Anyone can call themselves a “care manager” or another generic title such as eldercare consultant, senior advisor, care coordinator, advocate – you get the picture. It’s important to know the difference between a Professional Aging Life Care Manager and a “care manager” so you’re making a wise decision when deciding to hire one.
Over 35 years ago a group of social workers and nurses in NY, who worked in hospitals and facilities, met to discuss how they can help more seniors and disabled adults be proactive in their care in hopes to avoid hospitalizations. In 1984, they created the profession of Geriatric Care Management. They began a national association with a standard of practice and a code of ethics that each member must follow. Soon after, they created the National Association of Certified Care Managers (NACCM). According to the association, these parameters were set in place “to help separate this profession from others who simply put out an ‘Open for Business’ shingle.”
Unfortunately, the one thing the association did not do at that time was to brand this new profession so over the years many people started calling themselves, “care manager”. So, in 2014 the association rebranded and trademarked the professional titles of Aging Life Care Manager, Professional, and Expert, to protect the consumer. Currently, there are over 2000 of us nationwide and over 200 in Florida.

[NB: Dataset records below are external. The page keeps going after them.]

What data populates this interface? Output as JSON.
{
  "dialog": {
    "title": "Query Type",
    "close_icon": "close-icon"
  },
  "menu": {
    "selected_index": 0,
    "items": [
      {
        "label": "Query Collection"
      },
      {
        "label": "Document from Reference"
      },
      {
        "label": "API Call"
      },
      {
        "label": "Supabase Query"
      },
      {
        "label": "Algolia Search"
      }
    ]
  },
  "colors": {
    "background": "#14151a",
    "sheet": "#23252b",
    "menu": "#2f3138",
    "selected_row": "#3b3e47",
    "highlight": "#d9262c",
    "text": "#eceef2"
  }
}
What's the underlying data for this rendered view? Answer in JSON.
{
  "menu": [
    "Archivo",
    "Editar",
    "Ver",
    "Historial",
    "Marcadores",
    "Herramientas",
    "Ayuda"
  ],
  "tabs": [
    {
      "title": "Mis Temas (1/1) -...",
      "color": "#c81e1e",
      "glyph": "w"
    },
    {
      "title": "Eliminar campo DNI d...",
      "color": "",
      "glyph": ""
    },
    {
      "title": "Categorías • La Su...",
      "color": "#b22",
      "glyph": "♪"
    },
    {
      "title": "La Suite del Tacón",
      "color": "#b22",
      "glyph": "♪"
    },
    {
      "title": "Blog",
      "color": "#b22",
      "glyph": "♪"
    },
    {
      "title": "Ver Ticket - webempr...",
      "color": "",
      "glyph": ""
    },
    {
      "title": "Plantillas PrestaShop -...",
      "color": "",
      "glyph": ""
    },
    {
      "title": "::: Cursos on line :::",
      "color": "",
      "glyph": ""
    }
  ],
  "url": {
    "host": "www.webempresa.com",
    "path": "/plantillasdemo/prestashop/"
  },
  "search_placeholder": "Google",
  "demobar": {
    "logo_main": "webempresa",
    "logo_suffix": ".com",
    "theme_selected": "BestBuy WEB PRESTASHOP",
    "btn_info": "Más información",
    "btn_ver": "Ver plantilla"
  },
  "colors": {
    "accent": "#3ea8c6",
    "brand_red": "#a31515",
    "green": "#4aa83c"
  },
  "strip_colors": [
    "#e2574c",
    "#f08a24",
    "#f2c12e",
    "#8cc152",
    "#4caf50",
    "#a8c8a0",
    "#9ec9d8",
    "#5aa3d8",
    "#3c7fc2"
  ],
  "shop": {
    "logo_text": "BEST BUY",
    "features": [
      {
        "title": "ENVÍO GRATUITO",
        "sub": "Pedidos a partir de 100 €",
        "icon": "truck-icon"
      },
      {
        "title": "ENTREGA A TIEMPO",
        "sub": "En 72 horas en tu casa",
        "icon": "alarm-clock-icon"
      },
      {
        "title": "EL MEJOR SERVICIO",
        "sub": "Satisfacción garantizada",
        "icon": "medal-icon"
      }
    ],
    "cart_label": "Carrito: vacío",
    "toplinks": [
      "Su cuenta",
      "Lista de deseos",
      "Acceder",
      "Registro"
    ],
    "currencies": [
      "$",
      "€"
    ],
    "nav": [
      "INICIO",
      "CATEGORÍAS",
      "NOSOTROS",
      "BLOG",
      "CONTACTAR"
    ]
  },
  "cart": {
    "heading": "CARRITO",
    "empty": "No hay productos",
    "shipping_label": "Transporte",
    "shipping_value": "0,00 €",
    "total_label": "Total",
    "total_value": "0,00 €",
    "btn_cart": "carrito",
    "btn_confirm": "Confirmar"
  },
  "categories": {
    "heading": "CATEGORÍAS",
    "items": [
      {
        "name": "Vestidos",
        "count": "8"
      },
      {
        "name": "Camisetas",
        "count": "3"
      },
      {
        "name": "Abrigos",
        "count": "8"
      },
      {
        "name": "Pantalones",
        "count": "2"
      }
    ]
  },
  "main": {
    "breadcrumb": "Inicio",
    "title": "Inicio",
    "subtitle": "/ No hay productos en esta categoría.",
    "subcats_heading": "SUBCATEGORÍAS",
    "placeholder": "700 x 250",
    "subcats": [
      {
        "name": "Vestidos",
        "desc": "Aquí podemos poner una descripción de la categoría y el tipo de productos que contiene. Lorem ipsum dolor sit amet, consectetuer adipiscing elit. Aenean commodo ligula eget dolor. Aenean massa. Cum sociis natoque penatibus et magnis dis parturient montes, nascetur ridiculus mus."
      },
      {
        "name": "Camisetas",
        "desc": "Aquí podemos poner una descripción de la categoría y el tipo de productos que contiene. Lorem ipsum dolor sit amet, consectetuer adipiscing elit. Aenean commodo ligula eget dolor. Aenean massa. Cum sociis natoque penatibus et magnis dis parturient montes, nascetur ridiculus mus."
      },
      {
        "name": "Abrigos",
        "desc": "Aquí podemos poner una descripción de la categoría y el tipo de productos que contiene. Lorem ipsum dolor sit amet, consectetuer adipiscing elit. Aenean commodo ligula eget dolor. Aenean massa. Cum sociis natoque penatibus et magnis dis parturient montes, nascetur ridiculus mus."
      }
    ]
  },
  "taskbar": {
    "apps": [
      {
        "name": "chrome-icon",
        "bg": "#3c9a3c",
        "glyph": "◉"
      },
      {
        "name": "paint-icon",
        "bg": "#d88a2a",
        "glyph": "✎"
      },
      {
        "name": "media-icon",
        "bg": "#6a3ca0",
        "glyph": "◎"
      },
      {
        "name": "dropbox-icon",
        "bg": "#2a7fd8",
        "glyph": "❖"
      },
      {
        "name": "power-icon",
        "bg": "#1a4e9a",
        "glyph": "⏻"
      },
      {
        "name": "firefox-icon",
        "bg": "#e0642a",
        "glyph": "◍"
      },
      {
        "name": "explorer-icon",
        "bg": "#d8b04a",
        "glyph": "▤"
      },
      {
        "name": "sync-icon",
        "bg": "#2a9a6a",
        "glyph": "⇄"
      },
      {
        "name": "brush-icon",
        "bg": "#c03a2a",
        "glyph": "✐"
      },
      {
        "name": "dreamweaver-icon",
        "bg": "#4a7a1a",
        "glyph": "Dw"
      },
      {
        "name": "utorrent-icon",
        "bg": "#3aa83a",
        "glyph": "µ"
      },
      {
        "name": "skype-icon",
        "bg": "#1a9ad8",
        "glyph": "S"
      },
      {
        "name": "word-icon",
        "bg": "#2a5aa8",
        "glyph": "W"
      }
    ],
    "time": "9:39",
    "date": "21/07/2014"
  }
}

It’s a holistic, client-centered approach to caring for seniors and disabled adults facing ongoing health, emotional, or behavioral challenges. The expertise of an Aging Life Care Manager provides the answers at a time of uncertainty. Their problem-solving skills and guidance lead clients and their family members to the actions and decisions that ensure quality care and an optimal life for those they love. Through education, advocacy and family caregiver coaching the Aging Life Care Manager reduces worry, stress, and time off work for family caregivers.